Э. Д.: Это гениальные люди, которые знают про курс йены…
– Как вы относитесь к ресторанным критикам?
И. Б.: Я сам мог бы быть ресторанным критиком. Мне может что-то нравиться, что-то не нравиться. Но, думаю, моё мнение мало кого интересует в ресторанном бизнесе.
Э. Д.: Профессиональных критиков уважаю, суррогатных терпеть не могу. Их, к сожалению, становится всё больше и больше.
– Где всё-таки работает героиня?
Э. Д.: Я для себя решила, что она работает в редакции глянцевого журнала. Где бы она ещё могла познакомиться с ресторанным критиком?
– Кого можно считать лузером?
И. Б.: Людей завистливых в первую очередь. Если завидуют, значит, боятся, что не достигнут уровня человека, которому завидуют.
Э. Д.: Человек может быть внешне успешен, а внутри – полный лузер, если есть в нём некая червоточина, которая разъедает его нутро. Если человек не великодушен, не свободен, постоянно носит камень за пазухой, завистлив, как справедливо заметил Гоша, – для меня он по жизни лузер.
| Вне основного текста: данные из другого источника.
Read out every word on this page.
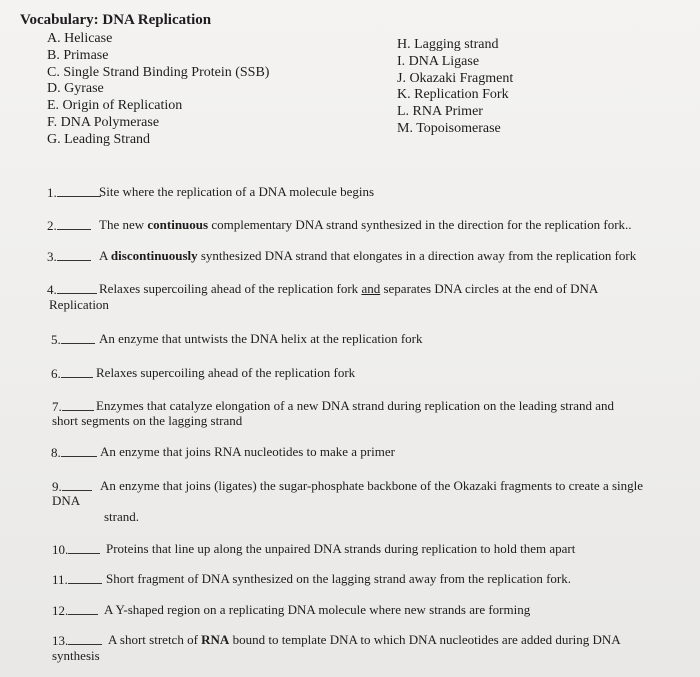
Vocabulary: DNA Replication
A. Helicase
B. Primase
C. Single Strand Binding Protein (SSB)
D. Gyrase
E. Origin of Replication
F. DNA Polymerase
G. Leading Strand
H. Lagging strand
I. DNA Ligase
J. Okazaki Fragment
K. Replication Fork
L. RNA Primer
M. Topoisomerase
1.	Site where the replication of a DNA molecule begins
2.	The new continuous complementary DNA strand synthesized in the direction for the replication fork..
3.	A discontinuously synthesized DNA strand that elongates in a direction away from the replication fork
4.	Relaxes supercoiling ahead of the replication fork and separates DNA circles at the end of DNA
Replication
5.	An enzyme that untwists the DNA helix at the replication fork
6.	Relaxes supercoiling ahead of the replication fork
7.	Enzymes that catalyze elongation of a new DNA strand during replication on the leading strand and
short segments on the lagging strand
8.	An enzyme that joins RNA nucleotides to make a primer
9.	An enzyme that joins (ligates) the sugar-phosphate backbone of the Okazaki fragments to create a single
DNA
strand.
10.	Proteins that line up along the unpaired DNA strands during replication to hold them apart
11.	Short fragment of DNA synthesized on the lagging strand away from the replication fork.
12.	A Y-shaped region on a replicating DNA molecule where new strands are forming
13.	A short stretch of RNA bound to template DNA to which DNA nucleotides are added during DNA
synthesis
– Трудно ли вам говорить «Я тебя люблю»?
И. Б.: Я человек искренний. И мне – нетрудно.
Э. Д.: Нетрудно.
– Чей резиновый манекен вы бы хотели иметь дома для битья?
И. Б.: У этой резиновой груши такое выражение лица, что её можно представить кем угодно. Но я никого не хочу обидеть конкретно. Хотя такие встречаются.
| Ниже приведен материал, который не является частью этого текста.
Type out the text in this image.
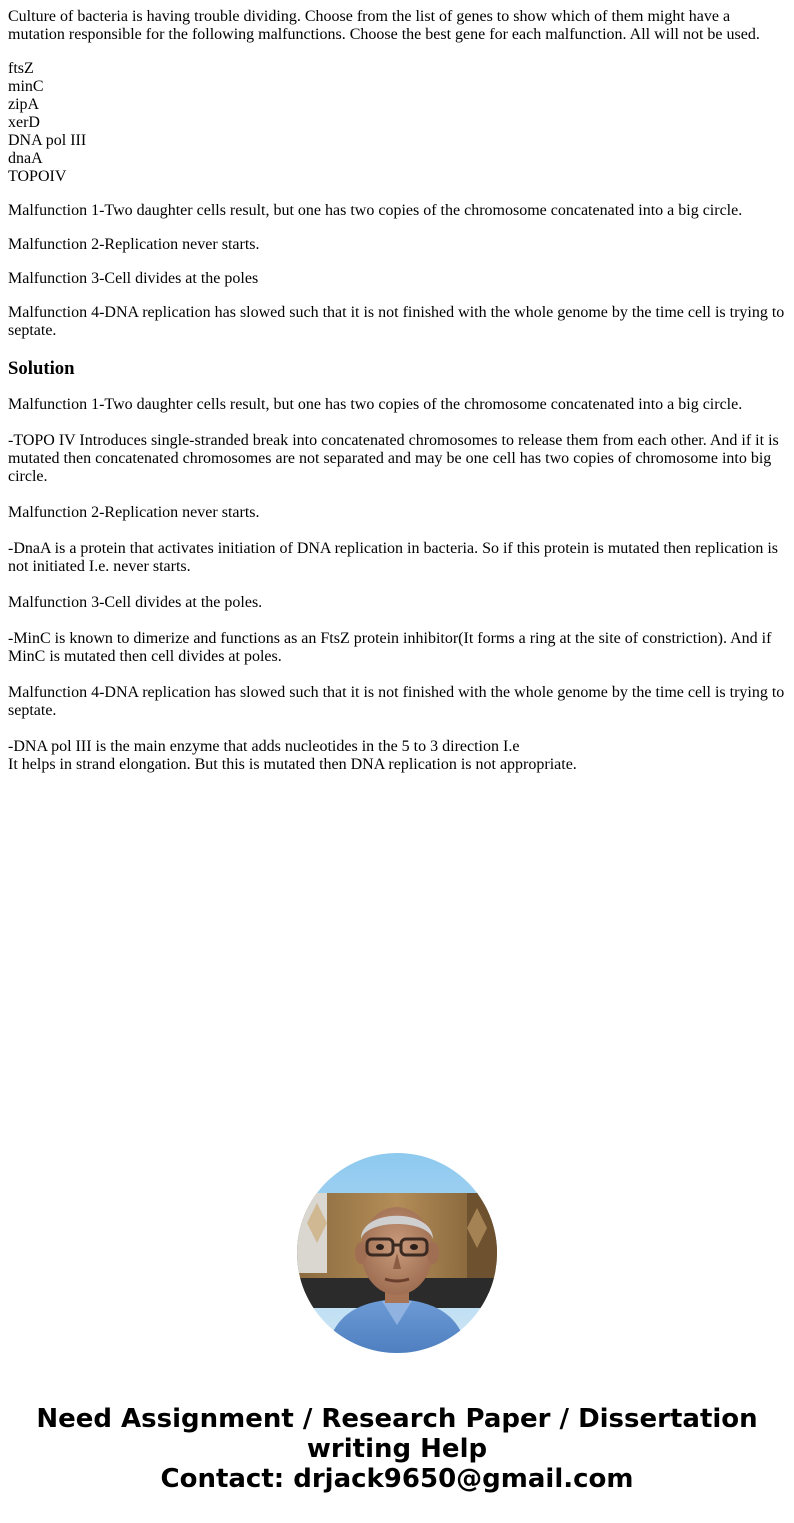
Culture of bacteria is having trouble dividing. Choose from the list of genes to show which of them might have a mutation responsible for the following malfunctions. Choose the best gene for each malfunction. All will not be used.

ftsZ
minC
zipA
xerD
DNA pol III
dnaA
TOPOIV

Malfunction 1-Two daughter cells result, but one has two copies of the chromosome concatenated into a big circle.

Malfunction 2-Replication never starts.

Malfunction 3-Cell divides at the poles

Malfunction 4-DNA replication has slowed such that it is not finished with the whole genome by the time cell is trying to septate.

Solution
Malfunction 1-Two daughter cells result, but one has two copies of the chromosome concatenated into a big circle.
-TOPO IV Introduces single-stranded break into concatenated chromosomes to release them from each other. And if it is mutated then concatenated chromosomes are not separated and may be one cell has two copies of chromosome into big circle.
Malfunction 2-Replication never starts.
-DnaA is a protein that activates initiation of DNA replication in bacteria. So if this protein is mutated then replication is not initiated I.e. never starts.
Malfunction 3-Cell divides at the poles.
-MinC is known to dimerize and functions as an FtsZ protein inhibitor(It forms a ring at the site of constriction). And if MinC is mutated then cell divides at poles.
Malfunction 4-DNA replication has slowed such that it is not finished with the whole genome by the time cell is trying to septate.
-DNA pol III is the main enzyme that adds nucleotides in the 5 to 3 direction I.e
It helps in strand elongation. But this is mutated then DNA replication is not appropriate.
Need Assignment / Research Paper / Dissertation
writing Help
Contact: drjack9650@gmail.com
Э. Д.: Я бы хотела иметь красивый манекен дома и каждый день наряжать его в красивые одежды. Когда я была маленькая, моя бабушка работала в ателье пошива одежды уборщицей. Всё моё детство прошло в этом ателье, где стояли грудастые или плоские, обтянутые серой тканью манекены.
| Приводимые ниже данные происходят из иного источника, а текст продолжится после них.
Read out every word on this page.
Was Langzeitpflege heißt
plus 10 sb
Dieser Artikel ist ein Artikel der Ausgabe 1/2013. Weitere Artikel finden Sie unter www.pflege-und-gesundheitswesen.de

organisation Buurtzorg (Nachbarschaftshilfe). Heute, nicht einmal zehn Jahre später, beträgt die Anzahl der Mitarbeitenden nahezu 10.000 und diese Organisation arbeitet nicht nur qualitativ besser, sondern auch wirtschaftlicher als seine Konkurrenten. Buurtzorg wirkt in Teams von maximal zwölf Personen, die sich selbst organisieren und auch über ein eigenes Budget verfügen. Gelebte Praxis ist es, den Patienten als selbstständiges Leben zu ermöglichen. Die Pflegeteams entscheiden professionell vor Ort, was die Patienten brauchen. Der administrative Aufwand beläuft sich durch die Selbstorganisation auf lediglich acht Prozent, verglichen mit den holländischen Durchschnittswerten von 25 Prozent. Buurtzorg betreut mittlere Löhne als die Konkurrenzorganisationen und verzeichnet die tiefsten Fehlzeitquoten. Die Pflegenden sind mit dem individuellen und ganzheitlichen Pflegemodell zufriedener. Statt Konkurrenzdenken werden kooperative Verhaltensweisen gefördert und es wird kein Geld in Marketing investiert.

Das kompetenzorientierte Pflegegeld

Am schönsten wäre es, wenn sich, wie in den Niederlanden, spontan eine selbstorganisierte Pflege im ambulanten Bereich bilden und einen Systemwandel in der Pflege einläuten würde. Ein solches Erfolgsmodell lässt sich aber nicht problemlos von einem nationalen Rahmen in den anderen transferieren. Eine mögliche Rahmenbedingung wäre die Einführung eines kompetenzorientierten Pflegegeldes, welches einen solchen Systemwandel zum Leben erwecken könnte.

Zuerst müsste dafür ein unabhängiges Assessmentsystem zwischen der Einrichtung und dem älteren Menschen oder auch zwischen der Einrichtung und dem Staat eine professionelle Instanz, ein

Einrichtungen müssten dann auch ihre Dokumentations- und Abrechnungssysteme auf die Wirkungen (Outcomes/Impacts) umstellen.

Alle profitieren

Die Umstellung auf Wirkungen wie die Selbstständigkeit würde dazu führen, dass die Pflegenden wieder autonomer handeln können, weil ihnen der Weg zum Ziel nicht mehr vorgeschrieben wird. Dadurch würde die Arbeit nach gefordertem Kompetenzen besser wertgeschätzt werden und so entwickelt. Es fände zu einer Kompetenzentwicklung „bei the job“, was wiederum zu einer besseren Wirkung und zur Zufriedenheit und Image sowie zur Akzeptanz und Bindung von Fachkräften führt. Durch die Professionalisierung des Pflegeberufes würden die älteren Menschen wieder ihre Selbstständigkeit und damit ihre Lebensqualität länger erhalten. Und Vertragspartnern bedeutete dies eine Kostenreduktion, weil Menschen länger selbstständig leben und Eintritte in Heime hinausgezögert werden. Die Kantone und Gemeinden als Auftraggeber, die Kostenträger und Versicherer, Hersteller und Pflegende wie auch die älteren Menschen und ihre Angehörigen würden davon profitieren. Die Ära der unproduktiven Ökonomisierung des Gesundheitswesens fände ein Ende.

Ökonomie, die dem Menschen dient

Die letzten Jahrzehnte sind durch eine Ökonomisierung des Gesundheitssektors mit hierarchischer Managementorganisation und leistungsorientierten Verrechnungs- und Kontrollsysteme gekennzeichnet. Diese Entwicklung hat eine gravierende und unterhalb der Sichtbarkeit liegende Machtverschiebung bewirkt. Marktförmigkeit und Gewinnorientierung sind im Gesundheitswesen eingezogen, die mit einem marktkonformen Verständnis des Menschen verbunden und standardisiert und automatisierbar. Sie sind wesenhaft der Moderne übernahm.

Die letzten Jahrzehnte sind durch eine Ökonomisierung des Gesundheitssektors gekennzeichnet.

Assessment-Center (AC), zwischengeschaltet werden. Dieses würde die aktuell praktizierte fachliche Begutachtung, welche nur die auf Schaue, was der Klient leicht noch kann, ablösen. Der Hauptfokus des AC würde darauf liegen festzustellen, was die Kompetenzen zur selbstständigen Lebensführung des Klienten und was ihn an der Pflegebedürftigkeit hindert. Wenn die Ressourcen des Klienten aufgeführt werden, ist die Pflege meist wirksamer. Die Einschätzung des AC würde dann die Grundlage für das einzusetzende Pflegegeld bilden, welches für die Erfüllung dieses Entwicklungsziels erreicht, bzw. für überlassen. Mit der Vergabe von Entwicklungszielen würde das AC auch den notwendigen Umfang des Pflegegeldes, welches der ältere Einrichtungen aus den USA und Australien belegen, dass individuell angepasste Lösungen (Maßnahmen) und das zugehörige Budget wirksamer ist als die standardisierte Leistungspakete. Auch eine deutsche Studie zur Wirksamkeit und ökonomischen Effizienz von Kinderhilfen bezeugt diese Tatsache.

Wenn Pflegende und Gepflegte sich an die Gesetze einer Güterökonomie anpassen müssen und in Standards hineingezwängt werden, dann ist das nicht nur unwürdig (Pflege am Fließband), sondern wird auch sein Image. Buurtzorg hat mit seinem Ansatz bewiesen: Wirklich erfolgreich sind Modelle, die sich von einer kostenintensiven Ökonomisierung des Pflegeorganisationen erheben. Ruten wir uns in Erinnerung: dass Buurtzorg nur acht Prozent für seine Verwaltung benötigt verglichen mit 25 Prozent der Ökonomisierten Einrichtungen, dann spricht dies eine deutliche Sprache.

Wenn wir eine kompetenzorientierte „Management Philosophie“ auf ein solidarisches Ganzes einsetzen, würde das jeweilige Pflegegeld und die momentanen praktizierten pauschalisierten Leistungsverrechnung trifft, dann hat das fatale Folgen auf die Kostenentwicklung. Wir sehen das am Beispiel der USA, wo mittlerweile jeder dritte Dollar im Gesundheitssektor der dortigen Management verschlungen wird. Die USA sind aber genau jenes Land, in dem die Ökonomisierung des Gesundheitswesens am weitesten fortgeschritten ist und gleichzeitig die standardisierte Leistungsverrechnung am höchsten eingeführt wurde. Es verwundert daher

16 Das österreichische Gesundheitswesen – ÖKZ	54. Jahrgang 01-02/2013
Вот стоит манекен – болван болваном. А чудесные тёти, которые работали в ателье, наряжали это «серое» во что-то нарядное, и он оживал. Я тогда ещё поняла, что человек может оживить любой манекен своим талантом, своей фантазией, своими золотыми руками.
Поэтому я бы хотела иметь дома манекен не для битья. Пусть стоит для благих намерений. Конечно, иногда хочется врезать – но только не по манекену, а по тому, кто проявил себя не с лучшей стороны.